Madame Bonanni sat in the spring sunshine by the closed window of her
sitting-room in London; she was thankful that there was any sunshine at
all, and by keeping the window shut and wrapping herself in furs she
produced the illusion that it was warming her. The room was not very
large and a good deal of space was taken up by a grand piano, a good
deal more by the big table and the heavy furniture, and the rest by
Madame Bonanni herself. Her bulk was considerably increased by the
white furs, from which only her head emerged; and as her face was made
up for the day with rather more paint than she wore in Paris, on the
ground that London is a darker city, the effect of the whole was highly
artificial and disconcerting. One might have compared the huge bundle
of white to an enormous egg out of which a large and very animated
middle-aged fowl was just hatching.
Lushington was seated before the open piano, but had turned half away
from it on the stool and was looking quietly at his mother. His face
had an expression of listless weariness which was not natural to him.
Madame Bonanni moved just then and the outer fur slipped a little from
its place. Lushington rose at once and arranged it again.
'Will you have anything else over you, mother?' he asked.

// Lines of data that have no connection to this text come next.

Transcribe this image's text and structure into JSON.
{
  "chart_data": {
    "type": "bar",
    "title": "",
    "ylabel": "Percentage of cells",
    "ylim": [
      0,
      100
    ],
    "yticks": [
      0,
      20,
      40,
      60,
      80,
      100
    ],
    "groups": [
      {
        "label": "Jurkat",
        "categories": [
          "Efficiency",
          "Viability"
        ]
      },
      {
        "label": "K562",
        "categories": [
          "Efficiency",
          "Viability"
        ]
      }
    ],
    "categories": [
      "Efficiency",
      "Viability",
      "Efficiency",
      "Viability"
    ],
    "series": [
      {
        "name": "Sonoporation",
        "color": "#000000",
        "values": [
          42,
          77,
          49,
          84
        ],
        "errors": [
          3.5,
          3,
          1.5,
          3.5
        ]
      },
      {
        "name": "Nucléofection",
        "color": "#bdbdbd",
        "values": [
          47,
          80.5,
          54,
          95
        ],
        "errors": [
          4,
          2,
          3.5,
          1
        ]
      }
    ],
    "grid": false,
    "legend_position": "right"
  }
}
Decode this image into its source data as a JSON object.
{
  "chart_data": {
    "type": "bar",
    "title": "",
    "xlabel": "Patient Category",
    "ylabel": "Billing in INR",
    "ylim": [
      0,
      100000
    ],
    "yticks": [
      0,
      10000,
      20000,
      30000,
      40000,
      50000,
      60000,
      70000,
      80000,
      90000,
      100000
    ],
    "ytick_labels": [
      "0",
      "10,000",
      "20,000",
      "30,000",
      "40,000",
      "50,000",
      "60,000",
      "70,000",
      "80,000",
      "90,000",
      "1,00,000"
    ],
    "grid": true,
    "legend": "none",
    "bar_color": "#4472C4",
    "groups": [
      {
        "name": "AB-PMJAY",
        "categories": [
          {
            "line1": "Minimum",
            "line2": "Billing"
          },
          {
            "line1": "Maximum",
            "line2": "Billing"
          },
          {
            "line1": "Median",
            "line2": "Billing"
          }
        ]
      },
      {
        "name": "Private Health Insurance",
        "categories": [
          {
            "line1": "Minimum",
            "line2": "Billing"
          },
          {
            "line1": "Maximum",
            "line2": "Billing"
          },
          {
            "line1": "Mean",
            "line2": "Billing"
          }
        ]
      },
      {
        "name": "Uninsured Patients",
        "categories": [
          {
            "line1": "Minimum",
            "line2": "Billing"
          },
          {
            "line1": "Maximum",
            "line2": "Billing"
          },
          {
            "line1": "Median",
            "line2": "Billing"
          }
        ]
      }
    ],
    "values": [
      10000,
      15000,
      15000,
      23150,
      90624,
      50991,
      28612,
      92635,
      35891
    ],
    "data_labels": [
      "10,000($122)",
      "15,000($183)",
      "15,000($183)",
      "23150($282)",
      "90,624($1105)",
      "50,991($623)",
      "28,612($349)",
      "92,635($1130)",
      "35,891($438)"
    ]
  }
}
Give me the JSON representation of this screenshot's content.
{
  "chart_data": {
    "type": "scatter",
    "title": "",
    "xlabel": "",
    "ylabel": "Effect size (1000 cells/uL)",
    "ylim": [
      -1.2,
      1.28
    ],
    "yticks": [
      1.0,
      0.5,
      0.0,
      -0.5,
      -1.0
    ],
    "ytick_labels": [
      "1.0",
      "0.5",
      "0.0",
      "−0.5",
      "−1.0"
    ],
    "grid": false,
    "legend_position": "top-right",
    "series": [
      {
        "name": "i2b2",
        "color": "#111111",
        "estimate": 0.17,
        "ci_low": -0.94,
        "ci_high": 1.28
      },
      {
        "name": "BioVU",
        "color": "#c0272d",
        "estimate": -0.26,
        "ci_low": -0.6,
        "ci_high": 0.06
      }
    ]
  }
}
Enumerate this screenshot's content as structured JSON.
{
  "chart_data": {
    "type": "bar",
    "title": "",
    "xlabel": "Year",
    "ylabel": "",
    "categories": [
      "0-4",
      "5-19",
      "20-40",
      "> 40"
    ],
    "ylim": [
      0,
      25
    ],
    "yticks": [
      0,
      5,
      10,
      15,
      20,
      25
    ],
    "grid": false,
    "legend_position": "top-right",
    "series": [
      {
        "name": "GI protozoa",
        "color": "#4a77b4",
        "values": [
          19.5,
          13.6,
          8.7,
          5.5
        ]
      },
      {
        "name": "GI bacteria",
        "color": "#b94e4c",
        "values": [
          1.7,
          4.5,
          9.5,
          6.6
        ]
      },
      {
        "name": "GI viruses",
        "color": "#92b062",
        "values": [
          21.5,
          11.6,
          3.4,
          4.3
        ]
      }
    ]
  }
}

'No, my child. I am warm at last. Your English sun is like stage
lime-light. It shines, and shines, and does no good! The man turns it
off, and London is pitch dark! Nothing warms one here but eating five
times a day and wearing a fur coat all the time. But I am growing old.
Why do you say I am not? It is foolish.' 'Your voice is as perfect as ever,' said Lushington.
'My voice, my voice! What did you expect? That it would crack, or that
I should sing false? Ungrateful boy! How can you say such things of
your mother? But I am growing old. Soon I shall make the effect on the
public of a grandmother in baby's clothes. Do you think I am blind?
They will say, "Poor old Bonanni, she remembers Thiers!" They might as
well say at once that I remember the Second Empire! It is infamous!
Have people no heart? But why do I go on singing, my dear? Tell me
that! Why do I go on?' 'Because you sing as well as ever,' suggested Lushington gently.
'It is no reason why I should work as hard as ever! Why should I go on
earning money, money, money? Yes, I know! They come to hear me, they
crowd the house, they pay, they clap their hands when I sing the mad
scene in Lucia, or Juliet's waltz song, or the crescendo trills in
the Huguenots! But I am old, my dear!' 'Nonsense!' interjected Lushington in an encouraging tone.